The discussions currently under way in the West, including in the United States, in support or opposition to same-sex marriage, are not the subject of this essay, particularly since in the United States, both presidential candidates and also the Democratic and Republican parties have clearly expressed their views on the issue.
But it seems that in Iranian circles, among gay marriage supporters and detractors alike, the main question that is asked is whether Iranian society is ready to enter such discussions. Some even believe that entering such discussions will hurt the pro-democracy movement of Iran.

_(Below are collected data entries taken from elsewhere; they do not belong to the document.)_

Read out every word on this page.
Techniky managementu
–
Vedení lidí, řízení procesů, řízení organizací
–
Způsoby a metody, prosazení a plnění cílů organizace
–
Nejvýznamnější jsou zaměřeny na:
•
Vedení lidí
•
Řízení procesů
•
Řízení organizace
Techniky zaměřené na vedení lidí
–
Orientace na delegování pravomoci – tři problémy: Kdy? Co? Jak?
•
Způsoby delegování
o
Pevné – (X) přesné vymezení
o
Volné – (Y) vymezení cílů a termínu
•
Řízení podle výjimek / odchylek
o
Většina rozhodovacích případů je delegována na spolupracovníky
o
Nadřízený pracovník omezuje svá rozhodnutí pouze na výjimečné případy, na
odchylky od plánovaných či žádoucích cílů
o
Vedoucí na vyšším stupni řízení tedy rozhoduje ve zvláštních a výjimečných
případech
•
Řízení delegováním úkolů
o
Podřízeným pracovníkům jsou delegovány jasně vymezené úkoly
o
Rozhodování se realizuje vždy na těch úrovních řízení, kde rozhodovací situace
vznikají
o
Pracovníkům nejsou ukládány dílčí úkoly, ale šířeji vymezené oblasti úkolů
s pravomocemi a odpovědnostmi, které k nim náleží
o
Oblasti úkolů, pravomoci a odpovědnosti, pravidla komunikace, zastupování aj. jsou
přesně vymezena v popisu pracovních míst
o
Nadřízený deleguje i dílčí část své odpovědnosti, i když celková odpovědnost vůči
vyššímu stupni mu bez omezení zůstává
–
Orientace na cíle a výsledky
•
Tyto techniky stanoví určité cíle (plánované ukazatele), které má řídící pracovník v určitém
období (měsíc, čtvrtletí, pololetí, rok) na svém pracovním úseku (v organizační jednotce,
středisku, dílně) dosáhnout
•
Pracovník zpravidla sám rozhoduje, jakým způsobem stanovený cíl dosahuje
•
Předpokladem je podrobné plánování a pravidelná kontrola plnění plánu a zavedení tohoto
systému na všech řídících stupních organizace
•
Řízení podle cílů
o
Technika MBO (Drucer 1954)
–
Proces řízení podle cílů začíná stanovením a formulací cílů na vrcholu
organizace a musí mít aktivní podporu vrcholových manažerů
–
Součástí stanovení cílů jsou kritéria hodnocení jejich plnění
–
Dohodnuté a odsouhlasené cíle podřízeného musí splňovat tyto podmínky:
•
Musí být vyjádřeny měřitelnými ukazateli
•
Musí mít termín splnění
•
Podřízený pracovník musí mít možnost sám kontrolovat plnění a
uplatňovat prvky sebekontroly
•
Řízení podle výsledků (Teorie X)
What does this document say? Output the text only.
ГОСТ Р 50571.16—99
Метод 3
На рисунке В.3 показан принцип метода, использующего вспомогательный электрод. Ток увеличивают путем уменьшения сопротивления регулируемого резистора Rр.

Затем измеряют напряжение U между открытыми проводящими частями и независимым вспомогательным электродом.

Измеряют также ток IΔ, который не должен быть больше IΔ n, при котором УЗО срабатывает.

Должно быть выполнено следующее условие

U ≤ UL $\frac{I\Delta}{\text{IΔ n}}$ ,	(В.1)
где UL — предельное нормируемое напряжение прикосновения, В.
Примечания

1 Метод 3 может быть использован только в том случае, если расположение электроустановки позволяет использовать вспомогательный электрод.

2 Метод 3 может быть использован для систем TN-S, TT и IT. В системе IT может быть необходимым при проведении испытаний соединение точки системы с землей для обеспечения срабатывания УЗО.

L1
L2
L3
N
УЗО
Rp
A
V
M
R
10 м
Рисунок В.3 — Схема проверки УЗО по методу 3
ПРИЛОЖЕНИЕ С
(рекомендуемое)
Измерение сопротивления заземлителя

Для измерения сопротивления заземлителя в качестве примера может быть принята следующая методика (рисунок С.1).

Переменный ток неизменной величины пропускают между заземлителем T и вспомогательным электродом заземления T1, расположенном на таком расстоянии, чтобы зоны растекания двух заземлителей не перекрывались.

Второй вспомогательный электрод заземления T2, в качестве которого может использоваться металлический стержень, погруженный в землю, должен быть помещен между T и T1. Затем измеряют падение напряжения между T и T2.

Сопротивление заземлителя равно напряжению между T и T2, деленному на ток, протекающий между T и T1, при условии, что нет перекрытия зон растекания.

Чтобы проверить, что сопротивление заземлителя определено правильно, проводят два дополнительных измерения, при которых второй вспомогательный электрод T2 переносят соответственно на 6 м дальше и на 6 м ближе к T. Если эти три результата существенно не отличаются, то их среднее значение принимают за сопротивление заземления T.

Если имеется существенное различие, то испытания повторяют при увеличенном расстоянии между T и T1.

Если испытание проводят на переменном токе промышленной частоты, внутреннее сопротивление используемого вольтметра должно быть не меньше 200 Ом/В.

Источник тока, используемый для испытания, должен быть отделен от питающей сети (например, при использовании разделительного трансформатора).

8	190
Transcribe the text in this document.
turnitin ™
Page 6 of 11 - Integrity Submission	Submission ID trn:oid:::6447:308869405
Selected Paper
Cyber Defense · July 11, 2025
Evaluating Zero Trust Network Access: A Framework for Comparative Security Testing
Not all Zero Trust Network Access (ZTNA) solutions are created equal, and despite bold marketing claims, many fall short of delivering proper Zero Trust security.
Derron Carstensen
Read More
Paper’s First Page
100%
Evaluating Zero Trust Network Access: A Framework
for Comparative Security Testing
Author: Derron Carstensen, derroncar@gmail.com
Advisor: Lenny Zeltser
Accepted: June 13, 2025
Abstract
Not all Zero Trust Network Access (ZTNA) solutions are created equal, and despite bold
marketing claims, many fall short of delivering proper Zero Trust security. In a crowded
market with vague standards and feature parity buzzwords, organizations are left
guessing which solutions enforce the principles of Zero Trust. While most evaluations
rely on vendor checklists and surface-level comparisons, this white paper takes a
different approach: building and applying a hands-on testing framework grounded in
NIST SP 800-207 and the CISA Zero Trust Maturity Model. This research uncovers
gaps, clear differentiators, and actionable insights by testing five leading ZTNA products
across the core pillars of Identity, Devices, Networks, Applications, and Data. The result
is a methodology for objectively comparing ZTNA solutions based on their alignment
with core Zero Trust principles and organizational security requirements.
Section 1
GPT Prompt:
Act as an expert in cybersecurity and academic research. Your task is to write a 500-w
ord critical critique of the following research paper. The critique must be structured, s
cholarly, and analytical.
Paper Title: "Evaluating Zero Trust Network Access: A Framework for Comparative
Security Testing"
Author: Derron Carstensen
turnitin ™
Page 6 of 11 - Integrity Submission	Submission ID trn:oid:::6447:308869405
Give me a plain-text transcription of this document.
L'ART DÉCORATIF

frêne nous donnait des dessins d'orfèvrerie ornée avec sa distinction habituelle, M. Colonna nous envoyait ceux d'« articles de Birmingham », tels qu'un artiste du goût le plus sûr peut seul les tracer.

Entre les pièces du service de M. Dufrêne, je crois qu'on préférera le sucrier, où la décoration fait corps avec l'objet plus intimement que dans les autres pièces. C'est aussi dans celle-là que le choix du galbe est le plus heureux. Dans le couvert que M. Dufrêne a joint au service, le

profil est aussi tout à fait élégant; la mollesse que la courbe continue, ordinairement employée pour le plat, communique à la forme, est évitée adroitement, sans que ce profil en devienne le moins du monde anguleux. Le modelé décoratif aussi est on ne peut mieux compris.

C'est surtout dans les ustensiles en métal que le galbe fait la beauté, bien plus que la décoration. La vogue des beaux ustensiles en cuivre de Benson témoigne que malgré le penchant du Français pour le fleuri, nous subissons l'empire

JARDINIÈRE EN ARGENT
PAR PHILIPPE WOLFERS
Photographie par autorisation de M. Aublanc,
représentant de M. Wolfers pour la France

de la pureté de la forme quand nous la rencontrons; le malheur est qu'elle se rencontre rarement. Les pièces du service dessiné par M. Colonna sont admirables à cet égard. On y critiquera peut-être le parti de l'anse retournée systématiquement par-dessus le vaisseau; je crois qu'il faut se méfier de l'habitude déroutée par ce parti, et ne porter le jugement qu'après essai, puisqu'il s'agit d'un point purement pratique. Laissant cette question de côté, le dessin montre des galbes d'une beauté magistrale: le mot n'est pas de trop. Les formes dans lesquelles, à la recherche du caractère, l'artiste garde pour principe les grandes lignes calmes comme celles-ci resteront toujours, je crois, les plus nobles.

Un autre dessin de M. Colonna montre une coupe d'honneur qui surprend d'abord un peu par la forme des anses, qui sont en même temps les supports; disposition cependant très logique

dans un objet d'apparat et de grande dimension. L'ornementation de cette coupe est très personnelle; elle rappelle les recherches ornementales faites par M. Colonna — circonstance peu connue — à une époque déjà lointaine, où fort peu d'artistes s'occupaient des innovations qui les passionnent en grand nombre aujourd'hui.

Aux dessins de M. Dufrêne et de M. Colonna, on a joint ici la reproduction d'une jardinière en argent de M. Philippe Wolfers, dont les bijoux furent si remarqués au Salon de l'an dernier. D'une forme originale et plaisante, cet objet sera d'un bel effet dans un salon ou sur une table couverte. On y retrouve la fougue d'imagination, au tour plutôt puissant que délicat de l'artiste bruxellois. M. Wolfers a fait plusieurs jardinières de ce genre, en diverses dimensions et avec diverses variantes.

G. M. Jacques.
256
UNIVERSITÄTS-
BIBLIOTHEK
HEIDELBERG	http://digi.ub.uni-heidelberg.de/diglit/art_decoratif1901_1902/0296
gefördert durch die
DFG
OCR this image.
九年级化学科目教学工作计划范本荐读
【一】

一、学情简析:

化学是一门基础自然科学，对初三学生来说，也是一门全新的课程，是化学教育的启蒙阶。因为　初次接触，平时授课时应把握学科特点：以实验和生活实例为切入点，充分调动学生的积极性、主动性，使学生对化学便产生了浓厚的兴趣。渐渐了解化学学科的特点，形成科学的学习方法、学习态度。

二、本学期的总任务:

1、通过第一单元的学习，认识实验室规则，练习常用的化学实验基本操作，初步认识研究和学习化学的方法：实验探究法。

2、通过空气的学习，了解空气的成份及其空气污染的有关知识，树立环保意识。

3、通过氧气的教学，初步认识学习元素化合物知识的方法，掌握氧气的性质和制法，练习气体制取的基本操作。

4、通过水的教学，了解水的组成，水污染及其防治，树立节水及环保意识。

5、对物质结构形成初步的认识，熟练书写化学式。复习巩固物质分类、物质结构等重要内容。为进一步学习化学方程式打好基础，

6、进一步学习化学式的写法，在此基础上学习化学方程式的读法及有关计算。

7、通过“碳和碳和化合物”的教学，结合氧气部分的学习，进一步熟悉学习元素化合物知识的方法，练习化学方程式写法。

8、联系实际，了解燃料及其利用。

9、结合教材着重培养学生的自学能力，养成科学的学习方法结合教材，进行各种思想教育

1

Scientific research has shown that those who identify themselves as gay, though not necessarily ‘practicing’ it, are at higher risk for suicide than the rest of the population (1). And in Iran, not only does this implicit danger exist in society, but also the right to life for gay individuals is under threat by the government (2).
In other words, while in the United States the right to gay marriage is being discussed, in Iran the right to life for gay people is the main subject for debate and the government itself is actively involved on one side of the fence. In this situation, wouldn’t the evasion of this discussion by Iranian circles be more of a cause for isolation and distancing from the general populace?